The first sisters were sent to Michigan in 1872. In the 1920s the community decided to change its status from a diocesan to a papal community. This led to the adoption of new constitutions and a change of habit.

In 2011, the Sisters of Charity of Cincinnati founded DePaul Cristo Rey High School. Sisters of Charity of Cincinnati live and minister throughout the United States, Mexico, Guatemala, and Dominica. The congregation sponsors the College of Mount St. Joseph in Cincinnati, Ohio, along with Bayley Place, a continuing care retirement community.
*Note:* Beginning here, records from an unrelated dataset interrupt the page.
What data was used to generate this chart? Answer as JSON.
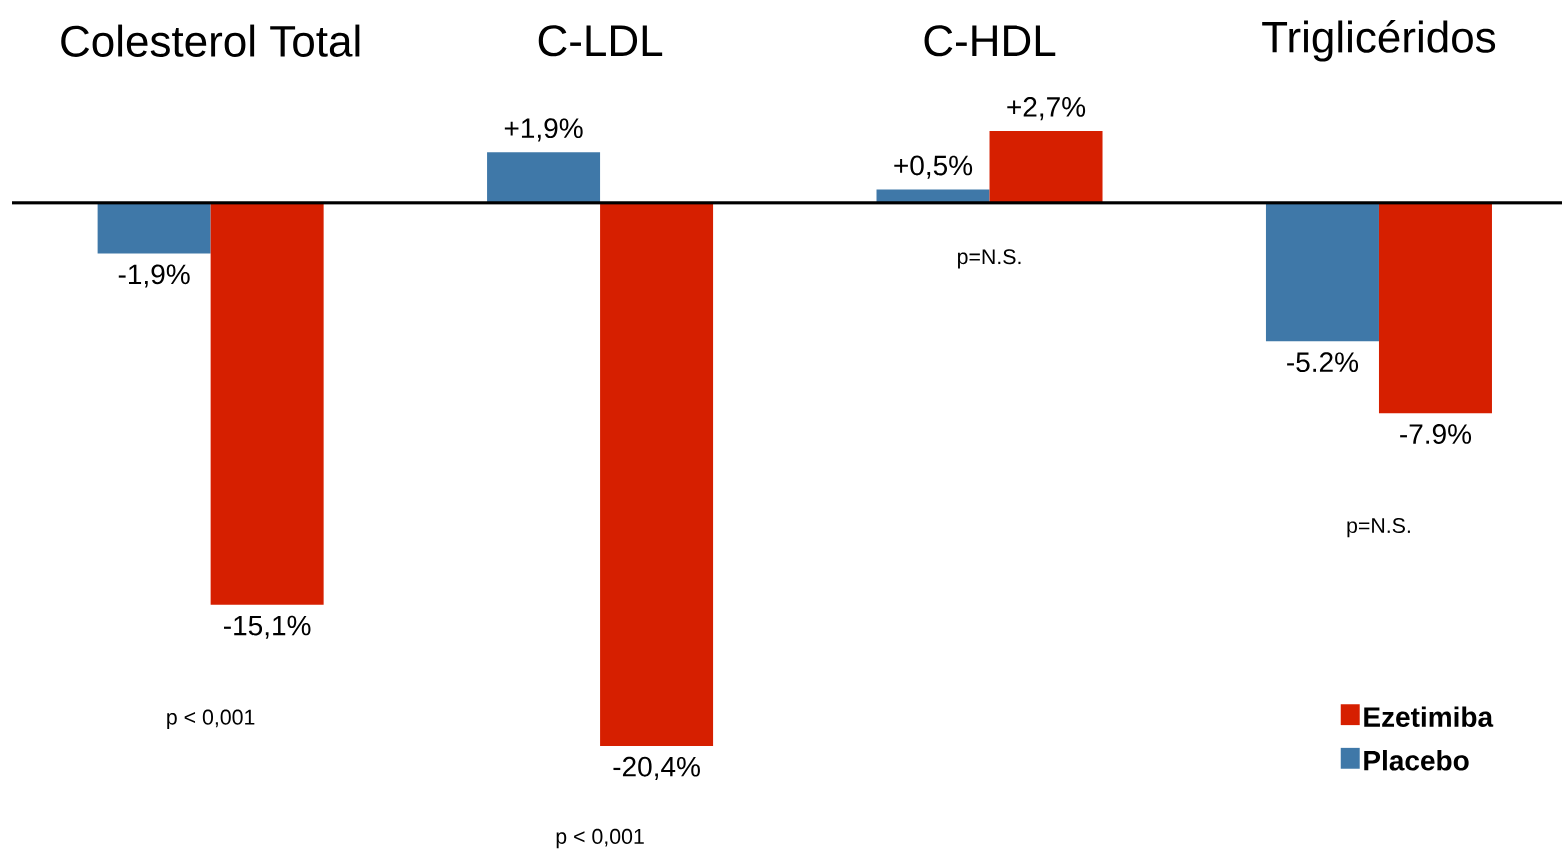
{
  "chart_data": {
    "type": "bar",
    "categories": [
      "Colesterol Total",
      "C-LDL",
      "C-HDL",
      "Triglicéridos"
    ],
    "series": [
      {
        "name": "Placebo",
        "color": "#3f78a8",
        "values": [
          -1.9,
          1.9,
          0.5,
          -5.2
        ],
        "value_labels": [
          "-1,9%",
          "+1,9%",
          "+0,5%",
          "-5.2%"
        ]
      },
      {
        "name": "Ezetimiba",
        "color": "#d61f00",
        "values": [
          -15.1,
          -20.4,
          2.7,
          -7.9
        ],
        "value_labels": [
          "-15,1%",
          "-20,4%",
          "+2,7%",
          "-7.9%"
        ]
      }
    ],
    "legend": "bottom right",
    "annotations": [
      "p < 0,001",
      "p < 0,001",
      "p=N.S.",
      "p=N.S."
    ]
  }
}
The SC Ministry Foundation evolved from the former Sisters of Charity Health Care Foundation, established in 1986. SC Ministry Foundation, a public grant-making organization that promotes the mission and ministry of the Sisters of Charity of Cincinnati, received the Champion award from Catholic Legal Immigration Network, Inc. (CLINIC) on 24 May 2012, in Austin, Texas.

As of 2019, there were 275 members of the Sisters of Charity of Cincinnati serving in twelve US states and two foreign countries.